Y2H technology allows screening of protein‐protein and protein‐DNA interactions (132). Y2H screens have identified a protein‐protein “interactome” network for Epstein‐Barr virus (133), SARS‐like coronavirus (134), and hepatitis C virus (135) infections. A comprehensive study has recently been conducted in which intraviral protein‐protein interactions were analyzed by Y2H technology for 10 influenza virus (A/PR/8/34) proteins, in addition to interactions between these viral proteins with 12,000 human proteins from the Human ORFeome (67). While the influenza NS1 gene segment is known to interact with host pathways to disrupt antiviral actions (reviewed in ref. 17), numerous novel contacts of host proteins with PB1, PB2, and NP influenza gene segments were identified. This study elegantly combined Y2H and RNAi technology to identify host proteins and pathways involved in physical recognition of influenza proteins and the resultant pathways mediating antiviral responses.

CONCLUSIONS

The importance of influenza virus to global human and animal health, coupled with the current limitations associated with vaccine production and antiviral therapeutic pipelines, underscores the need for novel solutions to accelerate the development of virus intervention strategies. Genome‐wide RNAi screening is an emerging technology with the power to detail host‐virus interactions, furthering our understanding of virus pathogenesis and thereby driving the development of next‐generation antivirals. On the basis of the findings from the meta‐analyses of influenza screens (31, 67, 136–138), it is likely that influenza virus principally coopts host genes late during virus replication. Succinctly, influenza virus carries all necessary proteins to infect a cell and deliver its vRNP into the cell nucleus. However, viral proteins are synthesized in the cytoplasm; thus, the virus must use host proteins and pathways to import NP and RNA polymerases back into the nucleus to form new vRNP. Likewise, the assembly of influenza components occurs at the plasma membrane, requiring host mechanisms to move new vRNP from the nucleus into the cytoplasm, and then traffic the viral protein components toward the membrane for assembly and packaging of new virions. This hypothesis is consistent with the subtle differences that have been observed in viral genomic expression relative to the huge differences observed in high‐content analysis and in virus replication (33, 136). In addition, in the meta‐analyses studies (31, 67, 136‐138), host factors linked with regulating cell death are affected by influenza virus, a feature likely required to facilitate replication.

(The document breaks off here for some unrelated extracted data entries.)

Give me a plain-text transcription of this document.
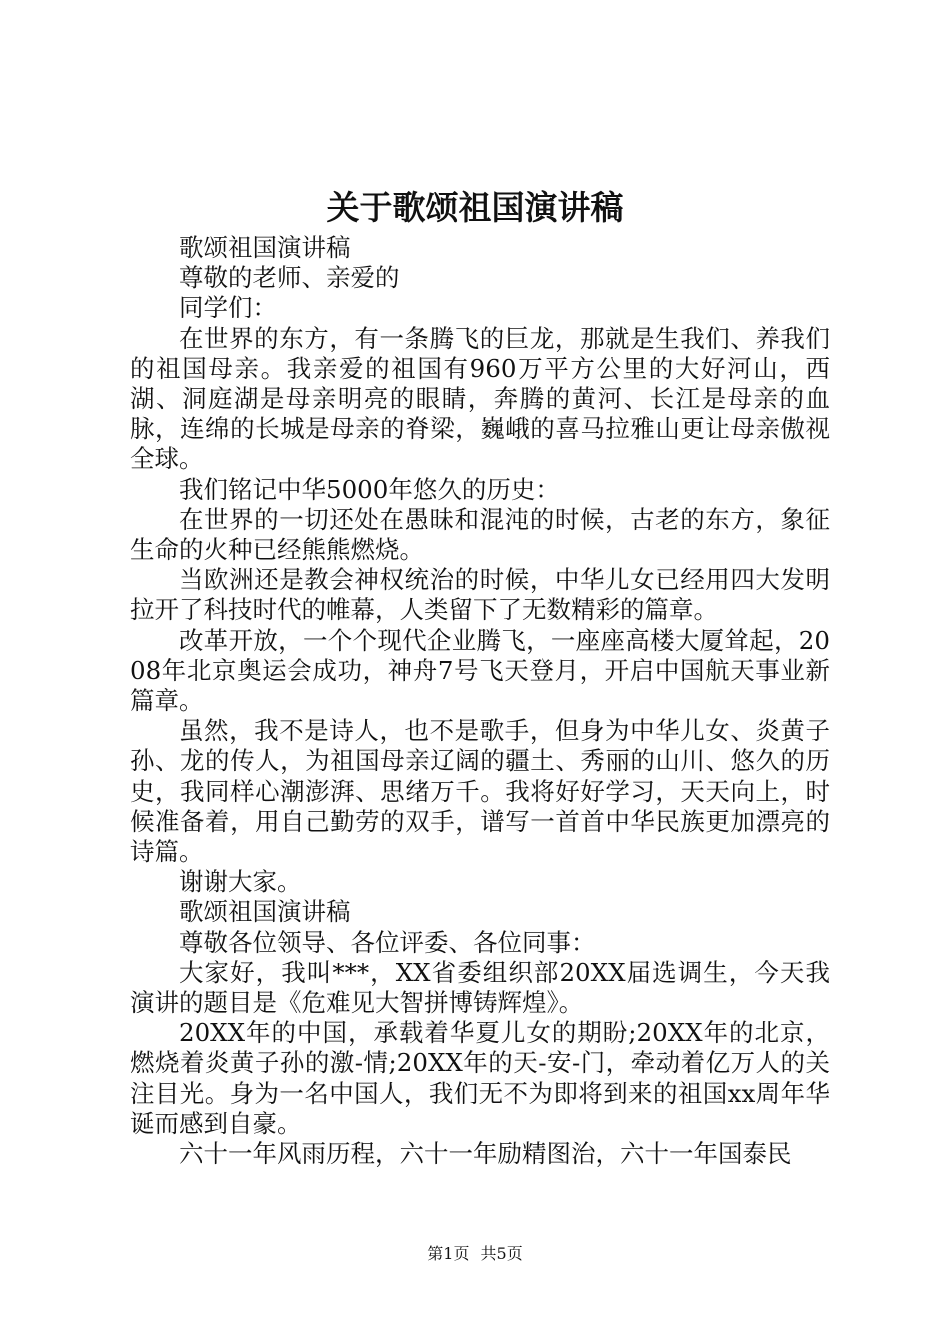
关于歌颂祖国演讲稿

歌颂祖国演讲稿

尊敬的老师、亲爱的

同学们：

在世界的东方，有一条腾飞的巨龙，那就是生我们、养我们的祖国母亲。我亲爱的祖国有960万平方公里的大好河山，西湖、洞庭湖是母亲明亮的眼睛，奔腾的黄河、长江是母亲的血脉，连绵的长城是母亲的脊梁，巍峨的喜马拉雅山更让母亲傲视全球。

我们铭记中华5000年悠久的历史：

在世界的一切还处在愚昧和混沌的时候，古老的东方，象征生命的火种已经熊熊燃烧。

当欧洲还是教会神权统治的时候，中华儿女已经用四大发明拉开了科技时代的帷幕，人类留下了无数精彩的篇章。

改革开放，一个个现代企业腾飞，一座座高楼大厦耸起，2008年北京奥运会成功，神舟7号飞天登月，开启中国航天事业新篇章。

虽然，我不是诗人，也不是歌手，但身为中华儿女、炎黄子孙、龙的传人，为祖国母亲辽阔的疆土、秀丽的山川、悠久的历史，我同样心潮澎湃、思绪万千。我将好好学习，天天向上，时候准备着，用自己勤劳的双手，谱写一首首中华民族更加漂亮的诗篇。

谢谢大家。

歌颂祖国演讲稿

尊敬各位领导、各位评委、各位同事：

大家好，我叫***，XX省委组织部20XX届选调生，今天我演讲的题目是《危难见大智拼博铸辉煌》。

20XX年的中国，承载着华夏儿女的期盼;20XX年的北京，燃烧着炎黄子孙的激-情;20XX年的天-安-门，牵动着亿万人的关注目光。身为一名中国人，我们无不为即将到来的祖国xx周年华诞而感到自豪。

六十一年风雨历程，六十一年励精图治，六十一年国泰民

第1页 共5页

Given the scale of information generated by RNAi screens, it is critically important and beneficial to collaborate in this research arena. There are admirable examples of how scientific consortia and centers composed of dispersed networks of laboratories have successfully worked together to achieve significant goals. The U.S. National Institute of Allergy and Infectious Diseases Centers for Excellence in Influenza Research and Surveillance and the Human Genome Project provide two examples where intervention strategies are tackled by academic, government, and industrial entities worldwide and represent good examples as to how disparate entities can work in partnership toward a common goal. Similarly, the efforts by organizations such as the RNAi Global Initiative are designed to tackle the challenges represented by EIDs, such as influenza, to benefit human health. It will be vital to the success of this emerging field that such collaborative initiatives promote the development of data standards and best practices that facilitate the comparison of data from complementary screens. This should lead to a better understanding of the factors that most strongly influence screen reproducibility and data quality, and ultimately improve the potential of RNAi technology to identify optimal antiviral‐drug candidates.